8

Why was String designed as a reference type instead of value type?

From the modeling perspective I would have modeled it as a value type since it represents something without identity. It doesn't have distinguishing attributes. (E.g I can't make any difference between one string "a" and another string "a")

I know that I would have had serious performance problems having long strings stored on the stack. Probably it's impossible, as strings get very long, because stack is limited in size.

If it weren't for the performance why would you design System.String as a reference type? (Assume any possible string is at most 16 bytes long)

Liviu Trifoi
  • 2,980
  • 1
  • 21
  • 28
  • 3
    I imagine that you have already seen the answer for potential duplicate http://stackoverflow.com/questions/636932/in-c-why-is-string-a-reference-type-that-behaves-like-a-value-type . However, I am not sure what kind of answer you are looking for: if you are talking about .NET framework engineering, then the biggest reason (given in the other thread) is that Strings can have any size, and could easily fill the 1MB stack - leading not only to performance problems but outright breaking the framework. Do you need a better reason than "not having a broken framework"? – Jean Hominal Jun 25 '10 at 07:42
  • I'm looking for an answer from the modeling perspective. (E.g. An answer like: I would model it as a reference type even if it weren't for the performance & stack because ... ) – Liviu Trifoi Jun 25 '10 at 08:22
  • 3
    But the only reason value types even exist is because of performance. If somebody would model a pure OOP language (like SmallTalk) then they would *never* make types differ in behavior so dramatically. And a string and an int would both be objects. And be as slow as molasses, like SmallTalk. – Hans Passant Jun 25 '10 at 09:51
  • @Hans you should post that as an answer – Davy8 Jun 26 '10 at 16:19

6 Answers6

5

As you point out having a value type which may become very huge may be prohibitive due to limited stack space and the copy-on-use semantics of value types.

Also, the way strings are implemented in .NET adds a couple of elements to the equation.
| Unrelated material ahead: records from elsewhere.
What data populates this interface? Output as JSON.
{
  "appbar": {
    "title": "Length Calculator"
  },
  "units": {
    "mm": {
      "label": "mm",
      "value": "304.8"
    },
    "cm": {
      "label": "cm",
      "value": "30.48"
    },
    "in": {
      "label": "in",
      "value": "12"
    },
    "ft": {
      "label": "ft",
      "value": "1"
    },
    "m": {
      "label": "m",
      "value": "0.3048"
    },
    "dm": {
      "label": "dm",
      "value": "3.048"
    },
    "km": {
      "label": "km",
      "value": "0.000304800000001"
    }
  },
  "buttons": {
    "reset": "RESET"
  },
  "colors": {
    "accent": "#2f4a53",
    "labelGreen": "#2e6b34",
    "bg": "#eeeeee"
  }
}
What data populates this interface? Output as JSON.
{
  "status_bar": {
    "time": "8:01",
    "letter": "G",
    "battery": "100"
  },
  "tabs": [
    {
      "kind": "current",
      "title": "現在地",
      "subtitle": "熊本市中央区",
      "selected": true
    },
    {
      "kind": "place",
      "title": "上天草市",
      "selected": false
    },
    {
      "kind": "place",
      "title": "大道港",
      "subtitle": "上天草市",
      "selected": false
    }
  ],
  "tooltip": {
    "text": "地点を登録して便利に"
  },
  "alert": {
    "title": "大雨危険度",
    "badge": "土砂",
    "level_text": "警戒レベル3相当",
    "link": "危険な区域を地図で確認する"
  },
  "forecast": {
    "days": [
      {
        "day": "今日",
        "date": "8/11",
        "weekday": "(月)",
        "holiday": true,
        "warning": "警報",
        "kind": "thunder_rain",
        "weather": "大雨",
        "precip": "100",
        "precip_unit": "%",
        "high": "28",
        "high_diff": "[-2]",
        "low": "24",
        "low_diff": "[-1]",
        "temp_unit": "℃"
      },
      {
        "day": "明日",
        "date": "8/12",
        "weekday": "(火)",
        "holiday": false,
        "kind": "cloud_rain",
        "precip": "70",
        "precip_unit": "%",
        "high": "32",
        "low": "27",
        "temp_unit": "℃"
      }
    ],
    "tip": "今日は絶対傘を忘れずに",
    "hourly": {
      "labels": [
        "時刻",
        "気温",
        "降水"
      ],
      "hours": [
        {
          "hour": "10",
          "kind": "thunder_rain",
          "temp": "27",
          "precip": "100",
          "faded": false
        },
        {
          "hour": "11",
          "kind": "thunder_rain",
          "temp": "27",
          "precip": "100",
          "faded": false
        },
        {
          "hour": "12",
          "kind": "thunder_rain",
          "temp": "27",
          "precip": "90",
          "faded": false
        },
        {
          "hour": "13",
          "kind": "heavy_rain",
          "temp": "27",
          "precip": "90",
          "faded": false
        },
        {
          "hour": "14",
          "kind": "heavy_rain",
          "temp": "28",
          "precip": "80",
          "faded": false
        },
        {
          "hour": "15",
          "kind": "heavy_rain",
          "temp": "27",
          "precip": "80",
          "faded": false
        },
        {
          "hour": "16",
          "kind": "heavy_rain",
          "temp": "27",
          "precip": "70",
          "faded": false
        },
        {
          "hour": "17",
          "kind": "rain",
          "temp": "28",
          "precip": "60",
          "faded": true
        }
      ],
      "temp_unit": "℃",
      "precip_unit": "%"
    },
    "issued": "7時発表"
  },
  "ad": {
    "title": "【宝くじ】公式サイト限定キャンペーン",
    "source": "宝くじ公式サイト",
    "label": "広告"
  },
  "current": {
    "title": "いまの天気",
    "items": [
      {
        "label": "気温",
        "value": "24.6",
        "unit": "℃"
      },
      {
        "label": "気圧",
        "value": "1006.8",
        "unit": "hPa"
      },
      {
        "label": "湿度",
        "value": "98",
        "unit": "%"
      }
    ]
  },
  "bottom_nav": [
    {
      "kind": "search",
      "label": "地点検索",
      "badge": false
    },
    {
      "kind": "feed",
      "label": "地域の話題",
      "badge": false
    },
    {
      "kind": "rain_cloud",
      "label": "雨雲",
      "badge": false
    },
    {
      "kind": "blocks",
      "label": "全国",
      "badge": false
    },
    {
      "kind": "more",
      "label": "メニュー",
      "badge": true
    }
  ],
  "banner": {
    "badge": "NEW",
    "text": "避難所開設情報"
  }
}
Strings are not only reference types, they are also immutable (outside the System namespace anyway) and the runtime uses interning to do neat tricks for strings.

All this adds up to a couple of benefits: Duplicate literal strings are only stored once and comparison of such strings becomes extremely effective as you can compare references instead of streams of Unicode characters. Those options would not be possible for value types.

Brian Rasmussen
  • 114,645
  • 34
  • 221
  • 317
2

Structs need to be fixed size. Think of a string[], for example. The only way you could have string as a value-type would be to store just the pointer. Which is essentially what we achieve by using a reference-type.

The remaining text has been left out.